Market Talk – October 6th, 2015

Trading Community
The day for equities peaked in Europe with most core markets up around 1%. The US changed the mood early in the session as the Biotechs took their toll on the NASDAQ and within a short time the index was 1% lower.
Main talking point was the weakness of the US Dollar and the recovery within the Emerging Markets space. We saw moves such as the Brazilian Real (+1.4%) the Aussie Dollar (+1.25%) and an equally impressive performance from the Russian Rouble (+1.5%) due mainly on the back of the 5% rally in Oil. Gold has continued its rally increasing an additional +1% today closing at $1146. This still appears to be desperately trying to reach the main overhead resistance in the 1187 area by the start of November before revisiting support.

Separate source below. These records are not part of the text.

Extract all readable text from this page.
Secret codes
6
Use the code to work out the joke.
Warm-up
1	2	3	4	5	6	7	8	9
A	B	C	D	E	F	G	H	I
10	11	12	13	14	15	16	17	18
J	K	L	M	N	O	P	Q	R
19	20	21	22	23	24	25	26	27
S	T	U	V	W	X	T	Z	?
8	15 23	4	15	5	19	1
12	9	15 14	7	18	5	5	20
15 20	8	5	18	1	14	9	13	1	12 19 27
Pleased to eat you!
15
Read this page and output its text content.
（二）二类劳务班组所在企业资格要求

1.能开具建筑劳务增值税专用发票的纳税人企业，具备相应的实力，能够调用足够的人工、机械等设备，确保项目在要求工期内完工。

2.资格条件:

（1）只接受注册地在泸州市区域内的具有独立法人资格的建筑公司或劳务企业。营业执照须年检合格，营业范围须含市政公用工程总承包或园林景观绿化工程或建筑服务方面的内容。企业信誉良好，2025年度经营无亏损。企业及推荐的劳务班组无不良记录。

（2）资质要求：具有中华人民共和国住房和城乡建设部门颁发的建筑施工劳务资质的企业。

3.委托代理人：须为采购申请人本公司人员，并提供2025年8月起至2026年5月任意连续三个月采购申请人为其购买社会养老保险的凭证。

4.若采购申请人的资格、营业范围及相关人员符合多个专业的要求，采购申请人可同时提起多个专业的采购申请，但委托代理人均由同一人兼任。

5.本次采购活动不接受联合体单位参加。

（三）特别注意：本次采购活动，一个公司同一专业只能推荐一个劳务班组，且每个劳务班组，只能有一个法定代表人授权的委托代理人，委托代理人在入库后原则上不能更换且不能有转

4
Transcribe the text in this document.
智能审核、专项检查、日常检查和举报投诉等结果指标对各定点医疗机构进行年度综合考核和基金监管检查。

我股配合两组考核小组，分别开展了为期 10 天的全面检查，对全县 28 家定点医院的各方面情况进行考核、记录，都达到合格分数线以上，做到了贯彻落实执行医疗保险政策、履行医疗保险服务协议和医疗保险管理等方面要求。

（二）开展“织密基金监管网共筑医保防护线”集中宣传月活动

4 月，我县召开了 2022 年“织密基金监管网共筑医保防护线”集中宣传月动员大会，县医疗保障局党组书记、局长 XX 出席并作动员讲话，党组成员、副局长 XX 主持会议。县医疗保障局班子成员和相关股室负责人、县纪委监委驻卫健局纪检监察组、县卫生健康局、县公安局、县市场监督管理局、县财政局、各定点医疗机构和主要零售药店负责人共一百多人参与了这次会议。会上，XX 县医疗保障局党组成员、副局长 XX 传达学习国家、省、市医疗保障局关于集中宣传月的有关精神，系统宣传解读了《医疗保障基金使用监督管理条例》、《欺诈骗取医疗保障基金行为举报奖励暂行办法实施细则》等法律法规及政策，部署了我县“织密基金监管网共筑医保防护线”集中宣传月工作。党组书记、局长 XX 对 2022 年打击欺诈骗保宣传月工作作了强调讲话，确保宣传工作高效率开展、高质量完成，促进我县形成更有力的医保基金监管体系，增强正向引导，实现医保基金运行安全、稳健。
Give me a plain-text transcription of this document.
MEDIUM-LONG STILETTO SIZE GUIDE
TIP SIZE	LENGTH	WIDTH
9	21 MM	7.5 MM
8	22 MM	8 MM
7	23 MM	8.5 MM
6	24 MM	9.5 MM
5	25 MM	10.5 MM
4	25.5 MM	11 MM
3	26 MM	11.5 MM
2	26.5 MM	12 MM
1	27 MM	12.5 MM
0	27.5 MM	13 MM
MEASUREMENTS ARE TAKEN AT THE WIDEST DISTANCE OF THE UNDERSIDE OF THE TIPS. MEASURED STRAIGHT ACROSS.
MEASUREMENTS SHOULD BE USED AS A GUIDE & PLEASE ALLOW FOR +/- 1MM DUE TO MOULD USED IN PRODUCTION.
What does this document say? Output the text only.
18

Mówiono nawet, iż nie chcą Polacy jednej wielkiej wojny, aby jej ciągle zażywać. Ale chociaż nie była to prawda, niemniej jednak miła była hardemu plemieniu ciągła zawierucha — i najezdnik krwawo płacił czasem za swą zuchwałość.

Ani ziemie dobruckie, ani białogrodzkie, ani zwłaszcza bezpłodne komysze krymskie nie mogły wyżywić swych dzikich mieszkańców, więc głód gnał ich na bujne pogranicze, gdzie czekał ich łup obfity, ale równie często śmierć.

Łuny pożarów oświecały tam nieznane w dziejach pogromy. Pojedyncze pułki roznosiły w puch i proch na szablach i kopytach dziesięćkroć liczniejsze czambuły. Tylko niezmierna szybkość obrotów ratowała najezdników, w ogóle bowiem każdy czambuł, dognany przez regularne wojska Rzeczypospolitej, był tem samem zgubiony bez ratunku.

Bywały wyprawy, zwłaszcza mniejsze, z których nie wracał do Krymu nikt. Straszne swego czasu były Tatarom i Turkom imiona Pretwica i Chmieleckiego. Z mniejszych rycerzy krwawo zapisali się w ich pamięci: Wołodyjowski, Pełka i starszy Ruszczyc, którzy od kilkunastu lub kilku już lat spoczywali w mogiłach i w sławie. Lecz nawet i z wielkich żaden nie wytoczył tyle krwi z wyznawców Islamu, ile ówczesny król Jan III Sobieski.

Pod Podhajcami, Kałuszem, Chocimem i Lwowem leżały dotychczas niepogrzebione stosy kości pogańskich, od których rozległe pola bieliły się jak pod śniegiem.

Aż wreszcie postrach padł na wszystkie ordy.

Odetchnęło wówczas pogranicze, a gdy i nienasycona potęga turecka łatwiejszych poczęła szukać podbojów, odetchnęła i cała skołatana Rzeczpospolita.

After the move we have seen over the past few days in the US Treasuries today the market turned decidedly quiet. Trading within a 5bp range the US 10’s tightened against Bunds as the European bonds lost a little ground. The TY/RX spread tightened a little (closing at around +143bp) as the peripheral markets lost ground on the day. One interesting development over the past few weeks has been the spread between US gov’t bonds and IRS (Interest Rate Swaps) trading negative. There are many reasons being discussed from the lack of liquidity providers (extenuating the move), Balance Sheet, Regulatory Constraints over Quarter End and also the lack of regular New Issues but our view remains a large corporate’s debt is better quality than sovereign.